Episode Report Card Couch Baron: A- | 762 USERS: A YOU GRADE IT The Cat is Out of the Bag…
By Couch Baron | Season 3 | Episode 11 | Aired on 2009.10.25
Sitting in the study of, presumably, her father's house, Betty opens the desk drawer in kind of a hilariously snooping manner, like she suddenly thinks all such compartments hold unspeakably dark secrets about their owners' past. But I do hope her dad didn't leave evidence of a secret wife in there, because the two we've known about have been quite enough for me. William then enters with the estate lawyer, who seems like he's been attached to the family for a while, and although William offers that they can have lunch first, they end up getting straight into the issue at hand -- the house has been left to both of them, and William wants to buy Betty out but doesn't have enough money to pay her a market rate. The lawyer silently looks at William all, "What do you want me to tell your poor ass, kid?" prompting William to snit right on out of there. Once the undesirable has left the room, Betty tells the lawyer she needs to speak with him in confidence, and after he closes the door to the room, she tells him she's discovered some "compromising facts" about her husband -- he's been married before and bought the woman a house, and what's more, the name he's using is not even his original one. After expositing that he knows Gene didn't specifically didn't want Don in the will, he asks what she wants -- if it's a divorce, in New York State she'll have to prove adultery. "Can you?" Betty says maybe, and I wonder if she's thinking of a phone call to Jimmy Barrett, but the lawyer clarifies that she'll have to prove it in a court of law, which could be difficult. The other option would be if Don wants out of the marriage, but in that case Betty wouldn't get anything, probably not even the children. Was this really the case even in 1963? The show is usually infallible on points like these, but then again, the term "second opinion" doesn't exist for no reason.
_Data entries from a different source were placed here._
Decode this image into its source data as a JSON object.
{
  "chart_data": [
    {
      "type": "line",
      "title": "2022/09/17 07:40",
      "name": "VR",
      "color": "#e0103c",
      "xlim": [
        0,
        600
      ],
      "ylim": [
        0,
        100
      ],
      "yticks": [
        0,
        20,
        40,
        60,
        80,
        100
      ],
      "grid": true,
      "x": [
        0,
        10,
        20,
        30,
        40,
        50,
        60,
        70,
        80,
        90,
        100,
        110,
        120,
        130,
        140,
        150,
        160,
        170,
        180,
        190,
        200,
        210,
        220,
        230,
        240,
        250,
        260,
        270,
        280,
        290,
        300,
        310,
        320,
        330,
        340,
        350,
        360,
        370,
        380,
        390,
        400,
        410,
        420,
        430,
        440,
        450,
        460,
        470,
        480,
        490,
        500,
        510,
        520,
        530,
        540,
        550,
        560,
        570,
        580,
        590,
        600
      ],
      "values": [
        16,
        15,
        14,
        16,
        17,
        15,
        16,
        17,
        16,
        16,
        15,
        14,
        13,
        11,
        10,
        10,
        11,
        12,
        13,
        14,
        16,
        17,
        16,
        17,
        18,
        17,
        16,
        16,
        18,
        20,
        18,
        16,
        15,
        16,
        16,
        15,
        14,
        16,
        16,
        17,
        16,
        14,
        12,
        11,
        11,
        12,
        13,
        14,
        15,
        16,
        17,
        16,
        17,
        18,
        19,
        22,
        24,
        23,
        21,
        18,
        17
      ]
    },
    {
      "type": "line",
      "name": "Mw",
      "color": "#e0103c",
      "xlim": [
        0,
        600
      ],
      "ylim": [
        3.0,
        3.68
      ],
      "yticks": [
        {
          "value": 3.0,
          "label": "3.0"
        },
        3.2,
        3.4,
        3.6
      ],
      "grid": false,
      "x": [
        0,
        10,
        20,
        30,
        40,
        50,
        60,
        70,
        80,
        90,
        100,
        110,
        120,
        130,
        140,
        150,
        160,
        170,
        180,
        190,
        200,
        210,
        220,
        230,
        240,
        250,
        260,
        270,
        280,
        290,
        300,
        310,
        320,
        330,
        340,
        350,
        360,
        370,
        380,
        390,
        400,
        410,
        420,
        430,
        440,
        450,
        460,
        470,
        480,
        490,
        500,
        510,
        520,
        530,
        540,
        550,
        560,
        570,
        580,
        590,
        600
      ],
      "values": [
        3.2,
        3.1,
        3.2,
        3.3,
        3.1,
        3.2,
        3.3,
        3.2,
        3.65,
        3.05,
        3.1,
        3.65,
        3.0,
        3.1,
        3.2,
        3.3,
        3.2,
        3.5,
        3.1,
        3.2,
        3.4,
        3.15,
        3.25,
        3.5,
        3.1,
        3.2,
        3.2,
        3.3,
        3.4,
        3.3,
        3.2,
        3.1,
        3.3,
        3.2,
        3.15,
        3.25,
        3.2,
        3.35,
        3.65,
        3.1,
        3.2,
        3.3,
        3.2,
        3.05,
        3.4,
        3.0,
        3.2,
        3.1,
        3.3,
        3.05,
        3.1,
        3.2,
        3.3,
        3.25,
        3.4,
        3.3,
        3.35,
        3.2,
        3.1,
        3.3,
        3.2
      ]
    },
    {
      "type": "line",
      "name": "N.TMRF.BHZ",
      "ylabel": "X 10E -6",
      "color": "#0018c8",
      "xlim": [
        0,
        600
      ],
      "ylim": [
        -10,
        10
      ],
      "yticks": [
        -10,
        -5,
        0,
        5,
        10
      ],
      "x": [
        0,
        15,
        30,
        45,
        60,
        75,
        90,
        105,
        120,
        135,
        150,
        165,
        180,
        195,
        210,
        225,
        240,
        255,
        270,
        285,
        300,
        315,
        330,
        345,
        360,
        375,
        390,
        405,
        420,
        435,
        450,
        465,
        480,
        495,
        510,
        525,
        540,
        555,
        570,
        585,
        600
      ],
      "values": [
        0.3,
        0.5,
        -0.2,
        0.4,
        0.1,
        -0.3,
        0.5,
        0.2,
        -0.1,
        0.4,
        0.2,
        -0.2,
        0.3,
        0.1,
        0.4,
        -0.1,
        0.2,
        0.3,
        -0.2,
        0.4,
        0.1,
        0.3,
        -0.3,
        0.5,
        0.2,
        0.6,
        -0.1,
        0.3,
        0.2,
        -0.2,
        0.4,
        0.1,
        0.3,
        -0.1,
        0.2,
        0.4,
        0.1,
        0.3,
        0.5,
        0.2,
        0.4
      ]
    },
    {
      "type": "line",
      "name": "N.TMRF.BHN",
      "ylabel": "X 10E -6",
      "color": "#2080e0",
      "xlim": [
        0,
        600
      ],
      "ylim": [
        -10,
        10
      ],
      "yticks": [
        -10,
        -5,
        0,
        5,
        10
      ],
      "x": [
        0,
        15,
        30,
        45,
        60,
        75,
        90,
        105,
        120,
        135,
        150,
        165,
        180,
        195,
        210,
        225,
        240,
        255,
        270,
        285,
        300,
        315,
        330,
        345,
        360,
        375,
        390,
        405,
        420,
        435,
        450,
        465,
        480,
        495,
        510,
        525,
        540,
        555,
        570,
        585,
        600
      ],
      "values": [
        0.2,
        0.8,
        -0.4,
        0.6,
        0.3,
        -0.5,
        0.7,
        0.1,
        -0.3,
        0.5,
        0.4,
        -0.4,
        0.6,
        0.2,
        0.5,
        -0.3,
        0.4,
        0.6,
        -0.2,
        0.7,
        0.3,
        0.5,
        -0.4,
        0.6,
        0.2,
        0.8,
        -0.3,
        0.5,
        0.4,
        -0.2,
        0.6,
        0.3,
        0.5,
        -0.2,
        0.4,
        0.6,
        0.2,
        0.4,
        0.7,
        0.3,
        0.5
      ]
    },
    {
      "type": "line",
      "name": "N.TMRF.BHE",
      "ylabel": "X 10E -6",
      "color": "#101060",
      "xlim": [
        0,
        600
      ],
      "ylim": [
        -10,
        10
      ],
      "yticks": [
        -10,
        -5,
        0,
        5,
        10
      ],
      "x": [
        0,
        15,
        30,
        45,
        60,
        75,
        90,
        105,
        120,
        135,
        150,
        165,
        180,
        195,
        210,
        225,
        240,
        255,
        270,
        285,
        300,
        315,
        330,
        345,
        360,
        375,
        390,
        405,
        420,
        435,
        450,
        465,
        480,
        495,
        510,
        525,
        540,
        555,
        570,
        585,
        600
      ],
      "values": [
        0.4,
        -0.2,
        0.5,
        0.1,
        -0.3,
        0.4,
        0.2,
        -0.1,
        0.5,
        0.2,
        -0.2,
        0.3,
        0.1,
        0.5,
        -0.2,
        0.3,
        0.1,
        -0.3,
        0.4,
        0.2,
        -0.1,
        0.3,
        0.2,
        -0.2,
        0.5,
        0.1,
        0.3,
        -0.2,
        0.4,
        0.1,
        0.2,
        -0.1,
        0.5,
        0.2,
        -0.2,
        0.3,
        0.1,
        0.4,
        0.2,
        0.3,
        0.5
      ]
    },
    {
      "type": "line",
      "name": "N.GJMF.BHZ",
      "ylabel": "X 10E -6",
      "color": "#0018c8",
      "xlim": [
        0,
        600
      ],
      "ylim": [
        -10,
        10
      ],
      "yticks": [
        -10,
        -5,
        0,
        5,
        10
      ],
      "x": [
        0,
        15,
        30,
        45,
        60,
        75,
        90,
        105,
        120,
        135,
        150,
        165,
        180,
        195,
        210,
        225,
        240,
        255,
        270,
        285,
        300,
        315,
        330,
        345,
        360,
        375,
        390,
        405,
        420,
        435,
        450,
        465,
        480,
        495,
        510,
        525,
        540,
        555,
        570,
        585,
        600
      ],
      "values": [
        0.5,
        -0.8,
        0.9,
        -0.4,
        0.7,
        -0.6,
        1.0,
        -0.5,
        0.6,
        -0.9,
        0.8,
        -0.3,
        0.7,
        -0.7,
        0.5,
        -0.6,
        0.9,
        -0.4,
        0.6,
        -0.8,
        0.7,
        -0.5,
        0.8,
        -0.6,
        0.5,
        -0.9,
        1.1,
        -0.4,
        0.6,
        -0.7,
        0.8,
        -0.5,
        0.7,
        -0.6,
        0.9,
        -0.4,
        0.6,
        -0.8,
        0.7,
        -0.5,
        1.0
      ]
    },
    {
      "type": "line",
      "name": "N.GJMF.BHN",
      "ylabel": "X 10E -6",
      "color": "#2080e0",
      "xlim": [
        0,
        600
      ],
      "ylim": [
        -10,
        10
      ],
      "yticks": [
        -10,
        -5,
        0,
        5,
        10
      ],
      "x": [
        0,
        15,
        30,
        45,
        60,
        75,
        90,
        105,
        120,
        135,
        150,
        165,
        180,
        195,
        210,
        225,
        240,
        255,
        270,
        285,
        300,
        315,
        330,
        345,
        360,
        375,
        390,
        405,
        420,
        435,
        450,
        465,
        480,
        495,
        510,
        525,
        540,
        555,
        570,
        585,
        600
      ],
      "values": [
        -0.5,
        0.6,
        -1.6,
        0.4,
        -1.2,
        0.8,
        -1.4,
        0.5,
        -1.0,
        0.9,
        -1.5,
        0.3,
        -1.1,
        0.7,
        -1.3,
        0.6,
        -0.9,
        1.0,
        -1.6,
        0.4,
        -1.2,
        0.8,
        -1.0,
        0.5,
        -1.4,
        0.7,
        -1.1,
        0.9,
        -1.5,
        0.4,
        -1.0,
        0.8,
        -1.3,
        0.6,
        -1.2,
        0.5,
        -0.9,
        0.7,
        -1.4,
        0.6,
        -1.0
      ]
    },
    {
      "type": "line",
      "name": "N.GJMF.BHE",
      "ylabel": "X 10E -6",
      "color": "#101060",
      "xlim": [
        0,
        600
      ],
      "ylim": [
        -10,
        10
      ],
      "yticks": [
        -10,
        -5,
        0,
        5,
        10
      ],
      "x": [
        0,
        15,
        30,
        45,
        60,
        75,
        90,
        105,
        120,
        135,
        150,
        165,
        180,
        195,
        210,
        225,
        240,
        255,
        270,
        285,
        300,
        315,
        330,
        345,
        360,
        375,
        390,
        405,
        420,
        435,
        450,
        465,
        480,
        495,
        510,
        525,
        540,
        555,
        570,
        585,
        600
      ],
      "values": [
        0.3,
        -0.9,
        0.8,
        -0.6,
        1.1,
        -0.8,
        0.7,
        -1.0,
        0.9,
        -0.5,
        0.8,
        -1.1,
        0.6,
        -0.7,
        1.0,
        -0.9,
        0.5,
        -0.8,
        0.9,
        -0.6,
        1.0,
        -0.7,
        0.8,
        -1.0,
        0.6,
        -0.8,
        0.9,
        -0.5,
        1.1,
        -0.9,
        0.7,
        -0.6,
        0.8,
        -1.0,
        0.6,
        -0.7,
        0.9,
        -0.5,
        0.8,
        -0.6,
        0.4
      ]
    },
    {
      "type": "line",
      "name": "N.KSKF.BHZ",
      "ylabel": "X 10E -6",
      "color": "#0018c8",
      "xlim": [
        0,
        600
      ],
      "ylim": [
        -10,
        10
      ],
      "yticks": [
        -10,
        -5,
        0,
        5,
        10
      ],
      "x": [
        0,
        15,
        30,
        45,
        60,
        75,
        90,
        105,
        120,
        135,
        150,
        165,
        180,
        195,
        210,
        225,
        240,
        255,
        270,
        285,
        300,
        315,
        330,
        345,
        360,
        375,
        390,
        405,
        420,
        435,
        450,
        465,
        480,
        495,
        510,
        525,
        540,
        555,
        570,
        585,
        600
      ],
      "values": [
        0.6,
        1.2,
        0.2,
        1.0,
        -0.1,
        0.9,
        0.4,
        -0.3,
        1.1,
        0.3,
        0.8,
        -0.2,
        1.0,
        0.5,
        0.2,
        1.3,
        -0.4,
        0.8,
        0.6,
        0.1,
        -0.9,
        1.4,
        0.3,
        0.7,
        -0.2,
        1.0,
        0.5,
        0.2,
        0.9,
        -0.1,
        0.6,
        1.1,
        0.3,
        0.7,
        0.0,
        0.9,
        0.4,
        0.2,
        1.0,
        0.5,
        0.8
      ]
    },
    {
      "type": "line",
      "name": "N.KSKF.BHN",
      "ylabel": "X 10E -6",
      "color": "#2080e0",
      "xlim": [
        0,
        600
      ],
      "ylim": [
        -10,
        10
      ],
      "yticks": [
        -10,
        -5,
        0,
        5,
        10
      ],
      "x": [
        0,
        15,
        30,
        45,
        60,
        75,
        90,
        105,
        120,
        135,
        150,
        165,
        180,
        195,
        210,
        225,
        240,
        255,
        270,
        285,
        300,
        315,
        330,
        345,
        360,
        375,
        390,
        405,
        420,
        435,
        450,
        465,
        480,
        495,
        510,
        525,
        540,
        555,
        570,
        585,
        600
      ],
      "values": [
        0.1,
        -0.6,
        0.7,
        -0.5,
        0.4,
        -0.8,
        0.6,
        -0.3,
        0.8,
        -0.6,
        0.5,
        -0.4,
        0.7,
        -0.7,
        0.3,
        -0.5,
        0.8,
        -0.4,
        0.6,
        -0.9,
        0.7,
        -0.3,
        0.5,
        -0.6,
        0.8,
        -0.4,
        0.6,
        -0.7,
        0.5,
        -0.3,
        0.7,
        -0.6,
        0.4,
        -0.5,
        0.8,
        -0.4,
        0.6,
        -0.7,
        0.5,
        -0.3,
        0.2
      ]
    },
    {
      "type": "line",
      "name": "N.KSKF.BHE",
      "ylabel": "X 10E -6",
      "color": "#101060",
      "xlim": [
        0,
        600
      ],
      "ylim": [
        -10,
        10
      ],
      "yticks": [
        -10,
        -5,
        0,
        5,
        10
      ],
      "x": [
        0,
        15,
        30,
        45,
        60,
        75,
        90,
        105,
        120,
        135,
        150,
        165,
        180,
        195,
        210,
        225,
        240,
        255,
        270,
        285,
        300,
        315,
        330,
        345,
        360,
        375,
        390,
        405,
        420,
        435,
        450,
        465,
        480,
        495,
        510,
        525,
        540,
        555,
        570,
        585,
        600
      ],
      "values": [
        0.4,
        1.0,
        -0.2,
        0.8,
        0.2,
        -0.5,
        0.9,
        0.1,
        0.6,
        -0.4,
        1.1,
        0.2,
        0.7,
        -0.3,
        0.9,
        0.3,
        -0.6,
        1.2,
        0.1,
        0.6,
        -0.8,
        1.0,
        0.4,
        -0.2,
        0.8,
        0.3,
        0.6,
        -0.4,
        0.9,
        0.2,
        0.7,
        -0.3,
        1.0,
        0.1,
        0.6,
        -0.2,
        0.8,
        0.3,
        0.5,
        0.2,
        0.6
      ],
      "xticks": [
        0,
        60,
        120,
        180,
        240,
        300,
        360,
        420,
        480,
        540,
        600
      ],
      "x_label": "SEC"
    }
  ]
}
Having dispensed his legal advice, the guy offers a different kind: If Betty's not afraid of Don and thinks he's a good provider, she should give staying with him a try, at least for the sake of the kids. "That's what I'd tell my own daughter." Were you still on speaking terms with her, that is. This is all too much for Betty, who puts her head in her hand in frustration, at which point William yells through the locked door once again that the situation with the house isn't right, as if that's currently in the top ten of things on her mind.